Jan Olieslagers, aux commandes d'un monoplan Blériot, a parcouru 255,250 kilomètres en un vol de 3 heures, 39 minutes et 29 secondes. Ce record d'endurance souligne la fiabilité croissante des aéronefs et la confiance des pilotes dans les vols de longue durée. Pour les étudiants ATPL et les contrôleurs aériens, cet exploit rappelle l'importance de comprendre les limites de performance des aéronefs et l'impact des conditions météorologiques sur les opérations aériennes—des principes toujours essentiels dans la formation moderne.
De son côté, Hubert Latham a visé les sommets en grimpant à 1 450 mètres. Bien que les juges officiels n'aient homologué que 1 384 mètres, cela a suffi à détrôner Louis Paulhan, qui détenait le record depuis son vol à 1 270 mètres d'altitude réalisé à Los Angeles le 20 janvier 1910. L'exploit de Latham illustre la quête précoce des records d'altitude, précurseur de la gestion des performances et de la navigation basée sur l'altitude dans l'aviation commerciale actuelle.
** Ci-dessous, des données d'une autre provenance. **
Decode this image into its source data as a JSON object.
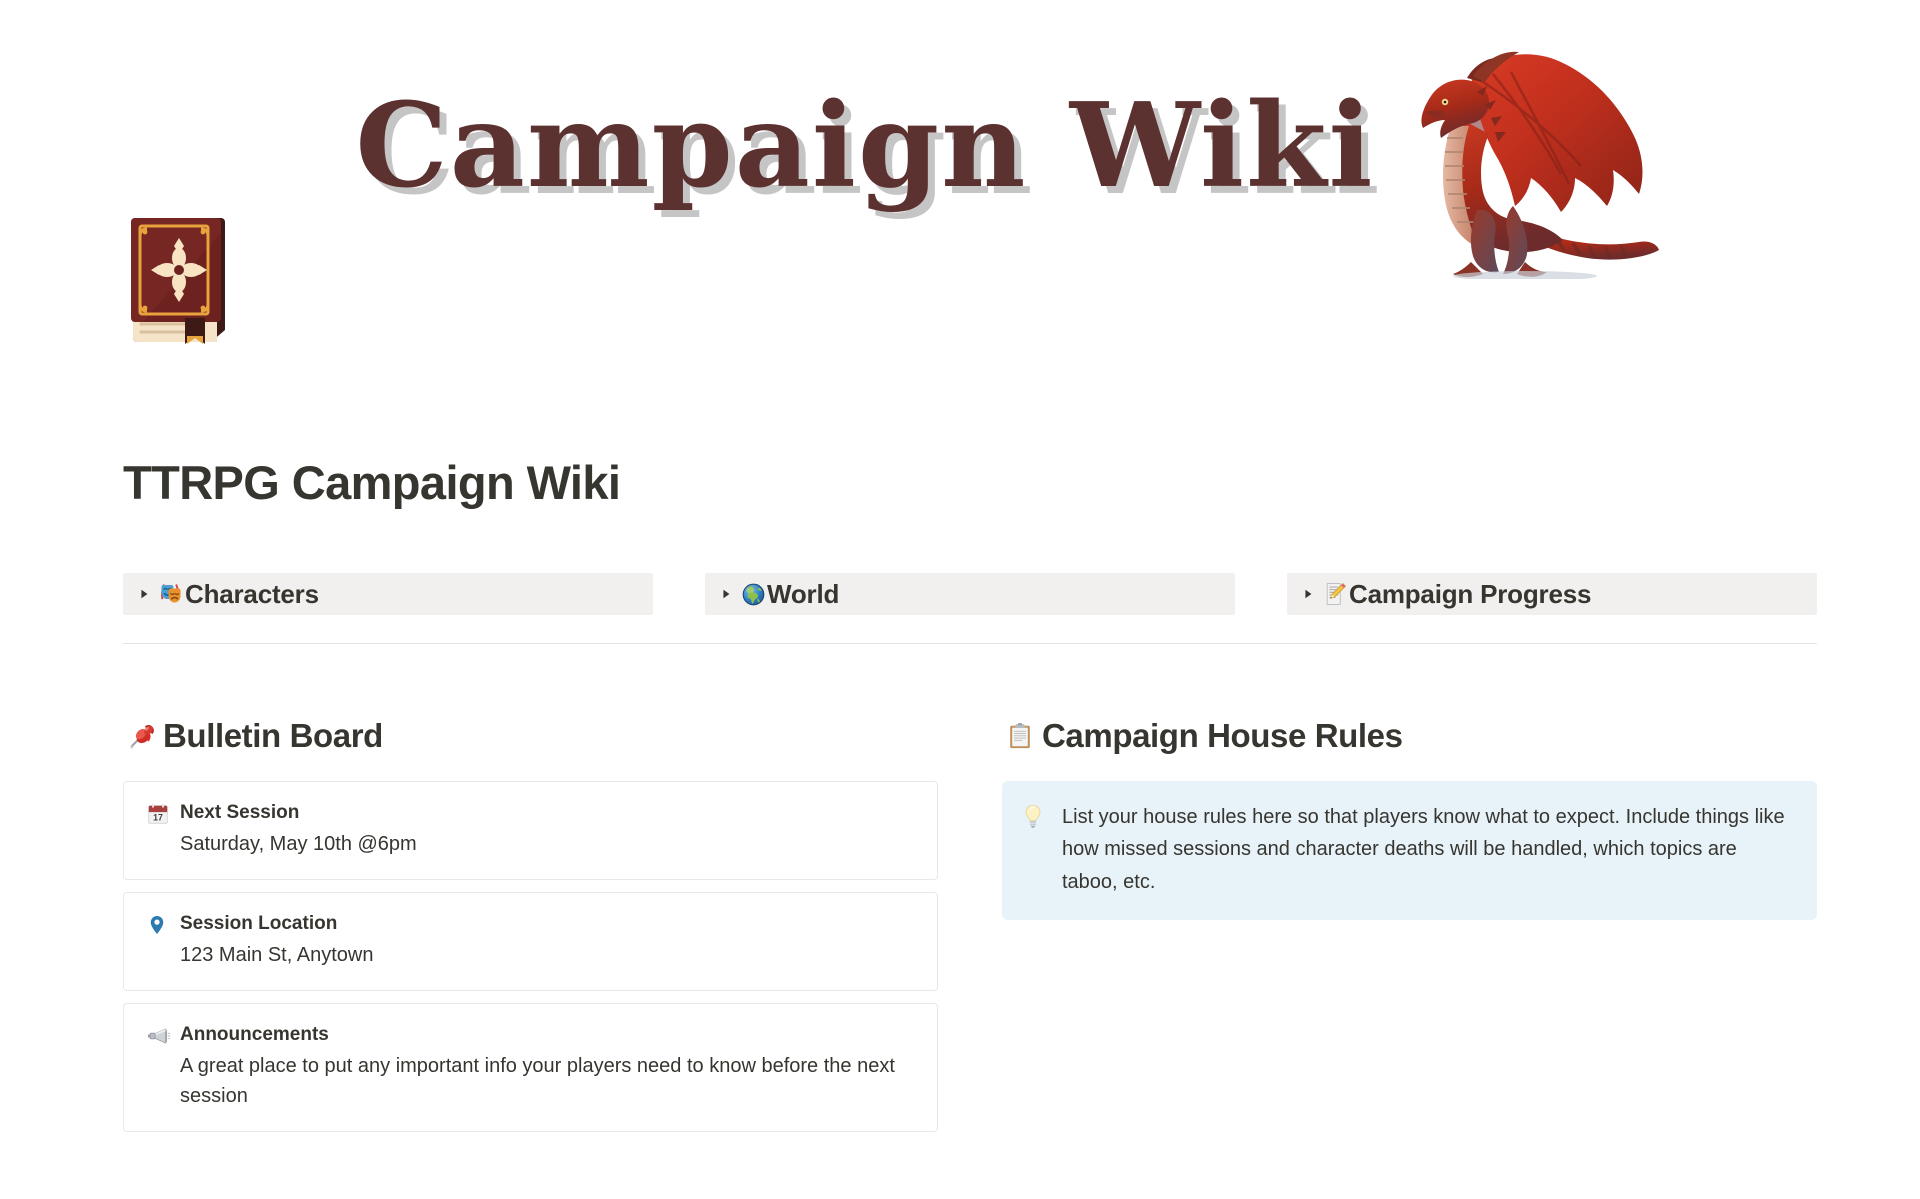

Ces records ne furent pas seulement des triomphes personnels ; ils firent progresser la technologie aéronautique et inspirèrent les générations futures. Pour les étudiants en ATPL ou ATC, ce contexte historique enrichit leur compréhension du chemin parcouru—des fragiles monoplans aux jets modernes—et renforce la pertinence intemporelle de la conscience météorologique et de la planification précise des vols.